Confidence level of detection is different in ultralytics tool compared to opencv code

p.carvalho · August 11, 2023, 1:48pm

Hi,

For the same image and model (.onnx) I made the inference using ultralytics tool and also with the opencv code found in Object Detection using YOLOv5 OpenCV DNN in C++ and Python

With the ultralytics tool, I was able to get 86% confidence, while with the opencv code I got 25%.

Without showing the modified code referenced above as it is from the company I work for, are you able to give me hints to why this is happening? I’m making inference with the yolov5m6 model and 1280x1280 image input size.

Thank you

p.carvalho · August 14, 2023, 9:26am

Hi,

Does anyone have any idea? Did anyone faced the same problem? Please, this is urgent.

Thanks

p.carvalho · August 16, 2023, 4:05pm

I have a new update: It turns out the tool gives 25% confidence if the image is resized to 1280x 1280. Basically this is happening in cv2.dnn.blobFromImage(frame, 1 / 255.0, (1280, 1280), swapRB=True, crop=False) where the image is resized.
Is there any way to change the blobfromimage flags to get the desired confidence?

Thanks

berak · August 17, 2023, 4:57am

to help you, we would need information. code, preprocessing, data. (for both c++ & onnx)
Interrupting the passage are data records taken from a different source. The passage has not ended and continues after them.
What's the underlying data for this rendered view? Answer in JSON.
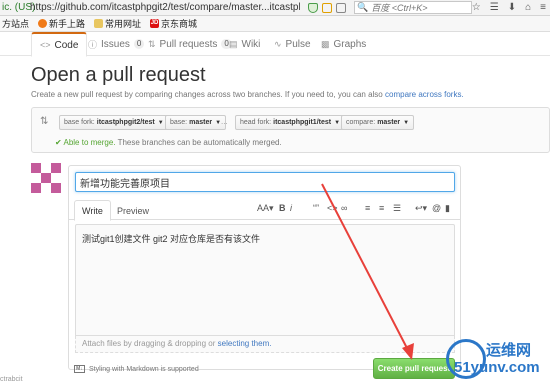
{
  "browser": {
    "security_prefix": "ic. (US)",
    "url": "https://github.com/itcastphpgit2/test/compare/master...itcastphpgi",
    "search_placeholder": "百度 <Ctrl+K>"
  },
  "bookmarks": [
    {
      "label": "方站点",
      "icon": "none"
    },
    {
      "label": "新手上路",
      "icon": "firefox-icon"
    },
    {
      "label": "常用网址",
      "icon": "folder-icon"
    },
    {
      "label": "京东商城",
      "icon": "jd-icon"
    }
  ],
  "reponav": {
    "code": "Code",
    "issues": "Issues",
    "issues_count": "0",
    "pulls": "Pull requests",
    "pulls_count": "0",
    "wiki": "Wiki",
    "pulse": "Pulse",
    "graphs": "Graphs"
  },
  "page": {
    "title": "Open a pull request",
    "subtitle": "Create a new pull request by comparing changes across two branches. If you need to, you can also",
    "subtitle_link": "compare across forks."
  },
  "compare": {
    "base_fork_label": "base fork:",
    "base_fork": "itcastphpgit2/test",
    "base_label": "base:",
    "base": "master",
    "head_fork_label": "head fork:",
    "head_fork": "itcastphpgit1/test",
    "compare_label": "compare:",
    "compare": "master",
    "merge_ok": "Able to merge.",
    "merge_note": "These branches can be automatically merged."
  },
  "pr": {
    "title_value": "新增功能完善原项目",
    "write_tab": "Write",
    "preview_tab": "Preview",
    "body": "测试git1创建文件    git2   对应仓库是否有该文件",
    "attach_text": "Attach files by dragging & dropping or",
    "attach_link": "selecting them.",
    "markdown_note": "Styling with Markdown is supported",
    "create_button": "Create pull request"
  },
  "footer": {
    "bottom_left": "ctrabcit"
  },
  "watermark": {
    "top": "运维网",
    "bottom": "51yunv.com"
  },
  "colors": {
    "accent_orange": "#d26911",
    "link_blue": "#4078c0",
    "merge_green": "#55a532",
    "button_green": "#60b044",
    "arrow_red": "#e8403a"
  }
}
as long as you don’t give us anything — expect no help.

p.carvalho · August 17, 2023, 8:50am

Ok, here is the code:

I get an image from a camera by requests, decode with opencv and then I do the same process as mentioned above in the tutorial of learnopencv. Just to clarify that “for net in range(len(self.net)):” exists because I’m processing the same image for different models, each model one class.

def processa(self,url,username,password,index,sectorXY):
            imagem=requests.get(url, auth=HTTPDigestAuth(username, password))
            frame = cv2.imdecode(np.fromstring(imagem.content, np.uint8), cv2.IMREAD_UNCHANGED)
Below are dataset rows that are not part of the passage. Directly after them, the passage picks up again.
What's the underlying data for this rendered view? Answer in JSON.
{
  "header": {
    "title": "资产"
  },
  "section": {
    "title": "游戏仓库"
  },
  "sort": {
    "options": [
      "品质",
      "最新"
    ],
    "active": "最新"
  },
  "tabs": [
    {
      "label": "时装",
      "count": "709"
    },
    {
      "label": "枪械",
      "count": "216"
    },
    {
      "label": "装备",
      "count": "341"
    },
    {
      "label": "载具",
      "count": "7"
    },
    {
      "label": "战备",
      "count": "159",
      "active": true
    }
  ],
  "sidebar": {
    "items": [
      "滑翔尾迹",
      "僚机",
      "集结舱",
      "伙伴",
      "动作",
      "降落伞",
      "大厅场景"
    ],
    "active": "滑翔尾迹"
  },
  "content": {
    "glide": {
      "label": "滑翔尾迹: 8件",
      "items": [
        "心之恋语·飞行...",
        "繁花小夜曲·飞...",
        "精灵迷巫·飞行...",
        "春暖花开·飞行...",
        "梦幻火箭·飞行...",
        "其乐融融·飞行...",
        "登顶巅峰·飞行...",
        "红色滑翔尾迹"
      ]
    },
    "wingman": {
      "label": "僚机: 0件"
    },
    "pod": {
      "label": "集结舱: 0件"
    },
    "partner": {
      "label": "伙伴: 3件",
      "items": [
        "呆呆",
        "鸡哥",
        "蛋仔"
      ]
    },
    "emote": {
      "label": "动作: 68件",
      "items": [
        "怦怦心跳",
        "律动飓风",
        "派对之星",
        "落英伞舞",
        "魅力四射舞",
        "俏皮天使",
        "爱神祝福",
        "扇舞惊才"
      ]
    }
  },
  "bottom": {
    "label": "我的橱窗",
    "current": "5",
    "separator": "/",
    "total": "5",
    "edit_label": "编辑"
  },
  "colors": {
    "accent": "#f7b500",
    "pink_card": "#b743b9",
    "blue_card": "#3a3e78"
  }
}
            tamanho = frame.shape
            altura = frame.shape[0]
            comprimento = frame.shape[1]
            blob = cv2.dnn.blobFromImage(frame, 1 / 255.0, (1280, 1280), swapRB=True, crop=False)
            objetos_capturados_frame = []
            smoke_detections=False
            for net in range(len(self.net)):
              print(net)
              if str(net) not in self.filtros[index]:
                 continue
              layer_names = self.net[net].getLayerNames()
              outputlayers = [layer_names[i-1] for i in self.net[net].getUnconnectedOutLayers()] 
              self.net[net].setInput(blob)
              outputs = self.net[net].forward(outputlayers)
              class_ids = []
              confidences = []  # Grau de confiança sobre a imagem
              caixas = []
              rows = outputs[0].shape[1]
              x_factor = 3840 / 1280
              y_factor =  2160 / 1280
              
              for r in range(rows):
              
                row = outputs[0][0][r]

                confidence = row[4]

            # Discard bad detections and continue.
                if confidence >= (self.confidence/100):

                    classes_scores = row[5:]
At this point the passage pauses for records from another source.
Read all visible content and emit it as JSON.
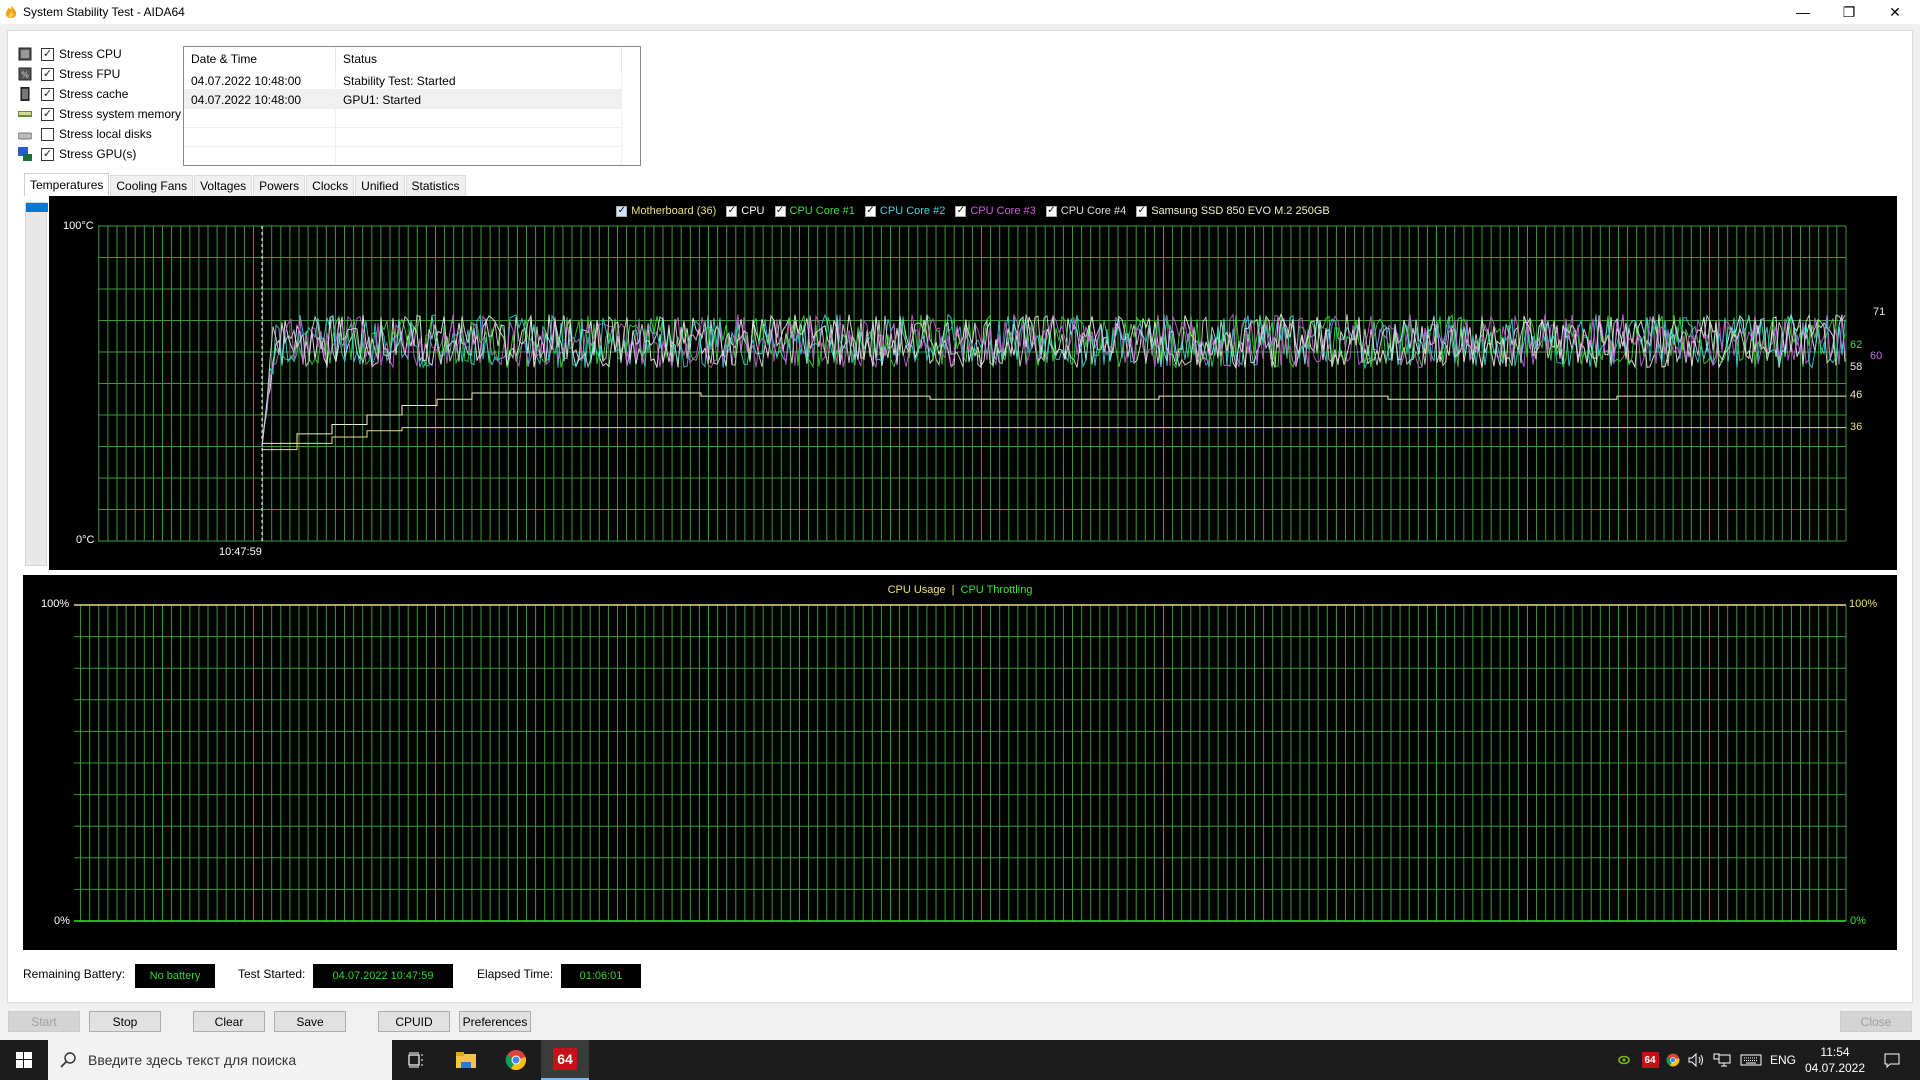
{
  "window": {
    "title": "System Stability Test - AIDA64",
    "controls": {
      "minimize": "—",
      "restore": "❐",
      "close": "✕"
    }
  },
  "stress_options": [
    {
      "label": "Stress CPU",
      "checked": true,
      "icon": "cpu-icon"
    },
    {
      "label": "Stress FPU",
      "checked": true,
      "icon": "fpu-icon"
    },
    {
      "label": "Stress cache",
      "checked": true,
      "icon": "cache-icon"
    },
    {
      "label": "Stress system memory",
      "checked": true,
      "icon": "memory-icon"
    },
    {
      "label": "Stress local disks",
      "checked": false,
      "icon": "disk-icon"
    },
    {
      "label": "Stress GPU(s)",
      "checked": true,
      "icon": "gpu-icon"
    }
  ],
  "log": {
    "columns": [
      "Date & Time",
      "Status"
    ],
    "rows": [
      {
        "datetime": "04.07.2022 10:48:00",
        "status": "Stability Test: Started"
      },
      {
        "datetime": "04.07.2022 10:48:00",
        "status": "GPU1: Started"
      }
    ]
  },
  "tabs": [
    {
      "label": "Temperatures",
      "active": true
    },
    {
      "label": "Cooling Fans",
      "active": false
    },
    {
      "label": "Voltages",
      "active": false
    },
    {
      "label": "Powers",
      "active": false
    },
    {
      "label": "Clocks",
      "active": false
    },
    {
      "label": "Unified",
      "active": false
    },
    {
      "label": "Statistics",
      "active": false
    }
  ],
  "chart_data": [
    {
      "type": "line",
      "title": "Temperatures",
      "ylabel_top": "100°C",
      "ylabel_bottom": "0°C",
      "ylim": [
        0,
        100
      ],
      "grid": true,
      "start_marker_label": "10:47:59",
      "legend_position": "top-center",
      "legend": [
        {
          "name": "Motherboard (36)",
          "color": "#e8e07a",
          "checked": true,
          "highlighted": true
        },
        {
          "name": "CPU",
          "color": "#ffffff",
          "checked": true
        },
        {
          "name": "CPU Core #1",
          "color": "#3ce03c",
          "checked": true
        },
        {
          "name": "CPU Core #2",
          "color": "#40d8e0",
          "checked": true
        },
        {
          "name": "CPU Core #3",
          "color": "#d060e0",
          "checked": true
        },
        {
          "name": "CPU Core #4",
          "color": "#e0e0e0",
          "checked": true
        },
        {
          "name": "Samsung SSD 850 EVO M.2 250GB",
          "color": "#f0f0c8",
          "checked": true
        }
      ],
      "current_values": [
        {
          "series": "CPU",
          "value": 71,
          "color": "#e8e8e8"
        },
        {
          "series": "CPU Core #1",
          "value": 62,
          "color": "#3ce03c"
        },
        {
          "series": "CPU Core #3",
          "value": 60,
          "color": "#c070e8"
        },
        {
          "series": "CPU Core #4",
          "value": 58,
          "color": "#e8e8e8"
        },
        {
          "series": "Samsung SSD 850 EVO M.2 250GB",
          "value": 46,
          "color": "#f0e8c0"
        },
        {
          "series": "Motherboard",
          "value": 36,
          "color": "#e8e07a"
        }
      ],
      "series_summary": {
        "cpu_cores_range": [
          55,
          72
        ],
        "ssd_steps": [
          31,
          34,
          37,
          40,
          43,
          45,
          47,
          46,
          45,
          46,
          45,
          46
        ],
        "motherboard_steps": [
          29,
          31,
          33,
          35,
          36
        ]
      }
    },
    {
      "type": "line",
      "title": "CPU Usage | CPU Throttling",
      "legend": [
        {
          "name": "CPU Usage",
          "color": "#e8e07a"
        },
        {
          "name": "CPU Throttling",
          "color": "#3ce03c"
        }
      ],
      "separator": "|",
      "ylabel_top": "100%",
      "ylabel_bottom": "0%",
      "right_top": "100%",
      "right_bottom": "0%",
      "ylim": [
        0,
        100
      ],
      "grid": true,
      "cpu_usage": 100,
      "cpu_throttling": 0
    }
  ],
  "status": {
    "battery_label": "Remaining Battery:",
    "battery_value": "No battery",
    "test_started_label": "Test Started:",
    "test_started_value": "04.07.2022 10:47:59",
    "elapsed_label": "Elapsed Time:",
    "elapsed_value": "01:06:01"
  },
  "buttons": {
    "start": "Start",
    "stop": "Stop",
    "clear": "Clear",
    "save": "Save",
    "cpuid": "CPUID",
    "preferences": "Preferences",
    "close": "Close"
  },
  "taskbar": {
    "search_placeholder": "Введите здесь текст для поиска",
    "aida_label": "64",
    "lang": "ENG",
    "time": "11:54",
    "date": "04.07.2022"
  }
}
                    if classes_scores[0] > 0.5: 

                        cx, cy, w, h = row[0], row[1], row[2], row[3]

                        left = int((cx - w/2) * x_factor)

                        top = int((cy - h/2) * y_factor)

                        width = int(w * x_factor)

                        height = int(h * y_factor)


                        caixas.append([left, top, width, height])
                        confidences.append(float(confidence))
                        class_ids.append(net)

              indexes = cv2.dnn.NMSBoxes(caixas, confidences, 0.5, 0.4)
              if len(indexes) > 0 and net == 0:
                 smoke_detections=True
              for i in indexes:
                objeto_no_frame = {}
                objetos_capturados_frame_aux=[]
                #i = i[0]
                caixa = caixas[i]
                x = caixa[0]
                y = caixa[1]
                w = caixa[2]
                h = caixa[3]
                objeto_no_frame["object_id"] = int(class_ids[i])
                objeto_no_frame["confianca"] = round(confidences[i],2)
                objeto_no_frame["topLeft"] = [x, y]
                objeto_no_frame["bottomRight"] = [w, h]
                
              objetos_capturados_frame.append(objeto_no_frame)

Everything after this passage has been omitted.